Women who have had surgery or serious illness such as PID, endometriosis, or
severe infections sometimes experience chronic pelvic pain as a result of
adhesions or scar tissue that forms during the healing process. Adhesions cause
the surfaces of organs and structures inside the abdomen to bind to each other.
Fibroid tumors (a non-cancerous, benign growth from the muscle of the uterus)
often have no symptoms; however when symptoms do appear they can include pelvic
pain or pressure, as well as menstrual abnormalities.
Diagnosis and Treatment of Pelvic Pain
Due to the large number of possible causes of pelvic pain, diagnosis begins by
process of elimination. Your physician may order several types of tests to
diagnose the problem. It may seem tedious and time-consuming; however, this
approach is the best way for your provider to determine the cause of your pelvic
pain. Some of the tests that your physician may order include ultrasound
imaging, computed tomography (CT), magnetic resonance imaging (MRI), intravenous
pyelography (IVP), and barium enema. However these tests cannot detect
endometriosis or adhesions and laparoscopy may be necessary to diagnose the
cause of your pelvic pain.
What type of treatment you receive depends on the diagnosis. Treatments can vary
from medications for urinary tract infections (UTI) or vaginal infections to
pharmacologic treatment in the hospital for serious infections such as PID. If a
sexually transmitted disease is diagnosed, your partner will also need to be
treated to prevent reinfection.
Menstrual cramps can often be relieved with drugs that reduce inflammation, such
as ibuprofen which blocks the production of prostaglandins that cause the uterus
to contract. Sometimes the diagnosis will require the use of hormonal therapies
including oral contraceptives and other types of hormones. Antidepressants are
helpful for some women because they help break the cycle of pain and depression
that often occurs in women with chronic pelvic pain.
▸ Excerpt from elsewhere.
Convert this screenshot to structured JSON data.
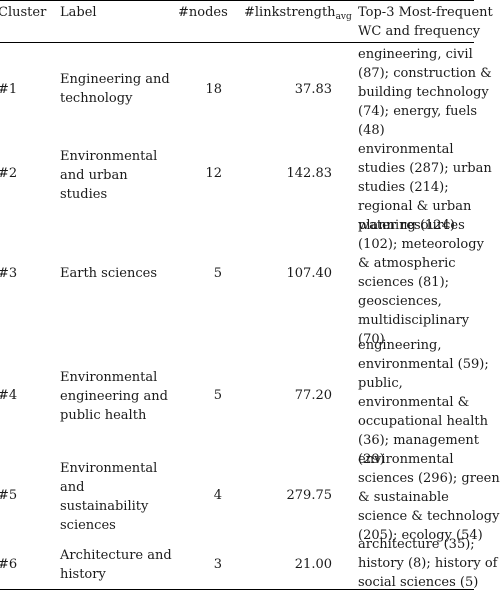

Surgery may be the answer for certain types of pelvic pain. What type of surgery
depends on the diagnosis. Surgery such as laparoscopy can be done on an
outpatient basis, while other surgeries such as hysterectomy require a stay in
the hospital. Your healthcare provider will discuss your options based on your
diagnosis, as well as the risks and benefits of these procedures and the chance
of them working. Hysterectomy is not always the best treatment, especially in
the case of chronic pelvic pain.
Other treatments include heat therapy, muscle relaxants, nerve blocks, and
relaxation exercises. If digestive or urinary conditions are diagnosed specific
treatments for these conditions will be used.
Determining the cause of pelvic pain can be a frustrating situation for many
women, but try not to give up. Even when one specific cause for chronic pelvic
pain is not found your healthcare provider has treatments that can help.
Maintaining an open working relationship with you physician is the best way to
find the treatment that works best for you.